All example, including more advanced onces, are shipped within cuBLASDx package.
This folder demonstrates cuBLASDx APIs usage.
- cuBLASDx/MathDx package
- See cuBLASDx requirements
- CMake 3.18 or newer
- Linux system with installed NVIDIA drivers
- NVIDIA GPU of Volta (SM70) or newer architecture
- You may specify
CUBLASDX_CUDA_ARCHITECTURES
to limit CUDA architectures used for compilation (see CMake:CUDA_ARCHITECTURES) mathdx_ROOT
- path to mathDx package (XX.Y - version of the package)
mkdir build && cd build
cmake -DCUBLASDX_CUDA_ARCHITECTURES=70-real -Dmathdx_ROOT=/opt/nvidia/mathdx/XX.Y ..
make
// Run
ctest
For the detailed descriptions of the examples please visit Examples section of the cuBLASDx documentation.
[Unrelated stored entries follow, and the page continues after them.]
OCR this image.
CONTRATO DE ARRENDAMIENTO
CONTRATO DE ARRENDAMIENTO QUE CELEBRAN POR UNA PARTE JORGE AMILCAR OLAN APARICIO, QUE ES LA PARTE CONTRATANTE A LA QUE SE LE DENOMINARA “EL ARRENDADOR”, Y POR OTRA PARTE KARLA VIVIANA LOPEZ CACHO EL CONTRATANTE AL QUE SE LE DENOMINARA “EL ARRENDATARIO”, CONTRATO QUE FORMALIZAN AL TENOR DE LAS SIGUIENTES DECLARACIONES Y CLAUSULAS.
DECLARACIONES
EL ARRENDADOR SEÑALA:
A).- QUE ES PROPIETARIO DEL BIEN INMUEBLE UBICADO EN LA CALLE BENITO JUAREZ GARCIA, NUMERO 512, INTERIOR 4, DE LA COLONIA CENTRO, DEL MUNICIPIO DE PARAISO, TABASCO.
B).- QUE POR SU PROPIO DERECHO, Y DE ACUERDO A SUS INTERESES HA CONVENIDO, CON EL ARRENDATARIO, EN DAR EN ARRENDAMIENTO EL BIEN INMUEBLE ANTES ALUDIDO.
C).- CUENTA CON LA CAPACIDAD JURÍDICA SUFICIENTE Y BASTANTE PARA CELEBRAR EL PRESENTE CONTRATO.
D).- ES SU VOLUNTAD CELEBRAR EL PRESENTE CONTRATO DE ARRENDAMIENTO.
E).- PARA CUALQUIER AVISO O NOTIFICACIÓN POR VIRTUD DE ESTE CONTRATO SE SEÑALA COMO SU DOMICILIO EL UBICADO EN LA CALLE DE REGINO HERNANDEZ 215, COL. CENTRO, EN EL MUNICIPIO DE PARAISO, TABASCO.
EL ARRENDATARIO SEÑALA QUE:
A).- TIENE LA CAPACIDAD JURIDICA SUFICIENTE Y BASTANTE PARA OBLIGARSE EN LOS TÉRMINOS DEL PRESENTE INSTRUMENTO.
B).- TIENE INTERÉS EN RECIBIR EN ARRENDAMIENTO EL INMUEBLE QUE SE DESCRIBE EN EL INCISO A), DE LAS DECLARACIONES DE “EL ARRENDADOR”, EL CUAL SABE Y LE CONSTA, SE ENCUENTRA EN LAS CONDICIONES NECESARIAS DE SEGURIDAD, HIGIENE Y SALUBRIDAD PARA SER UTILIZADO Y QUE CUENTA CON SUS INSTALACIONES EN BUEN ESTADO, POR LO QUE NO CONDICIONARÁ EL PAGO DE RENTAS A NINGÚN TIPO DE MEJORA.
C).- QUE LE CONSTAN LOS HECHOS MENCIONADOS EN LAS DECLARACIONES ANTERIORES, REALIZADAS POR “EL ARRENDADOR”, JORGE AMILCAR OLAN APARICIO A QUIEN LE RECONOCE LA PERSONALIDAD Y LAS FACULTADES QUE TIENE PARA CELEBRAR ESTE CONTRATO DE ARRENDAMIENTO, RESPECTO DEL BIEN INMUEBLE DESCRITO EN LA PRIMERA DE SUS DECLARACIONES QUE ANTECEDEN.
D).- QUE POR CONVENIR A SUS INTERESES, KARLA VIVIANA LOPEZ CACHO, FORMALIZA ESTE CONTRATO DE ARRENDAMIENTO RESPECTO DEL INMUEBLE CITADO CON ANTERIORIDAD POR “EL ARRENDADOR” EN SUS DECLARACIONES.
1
Group | Subgroup | Example | Description |
---|---|---|---|
Introduction Examples | introduction_example | cuBLASDx API introduction example | |
Simple GEMM Examples | Basic Example | simple_gemm_fp32 | Performs fp32 GEMM |
simple_gemm_cfp16 | Performs complex fp16 GEMM | ||
simple_gemm_fp8 | Performs fp8 GEMM | ||
Extra Examples | simple_gemm_leading_dimensions | Performs GEMM with non-default leading dimensions | |
simple_gemm_std_complex_fp32 | Performs GEMM with cuda::std::complex as data type | ||
simple_gemm_mixed_precision | Performs a mixed precision GEMM | ||
simple_gemm_transform | Performs GEMM with custom load and store operators | ||
simple_gemm_custom_layout | Performs GEMM with a custom user provided CuTe layout | ||
NVRTC Examples | nvrtc_gemm | Performs GEMM, kernel is compiled using NVRTC | |
GEMM Performance | single_gemm_performance | Benchmark for single GEMM | |
fused_gemm_performance | Benchmark for 2 GEMMs fused into a single kernel | ||
Advanced Examples | Fusion | fused_gemm | Performs 2 GEMMs in a single kernel |
gemm_fft | Perform GEMM and FFT in a single kernel | ||
gemm_fft_fp16 | Perform GEMM and FFT in a single kernel (half-precision complex type) | ||
gemm_fft_performance | Benchmark for GEMM and FFT fused into a single kernel | ||
Deep Learning | scaled_dot_prod_attn | Scaled dot product attention using cuBLASDx | |
scaled_dot_prod_attn_batched | Multi-head attention using cuBLASDx | ||
Other | multiblock_gemm | Proof-of-concept for single large GEMM using multiple CUDA blocks | |
batched_gemm_fp64 | Manual batching in a single CUDA block | ||
blockdim_gemm_fp16 | BLAS execution with different block dimensions |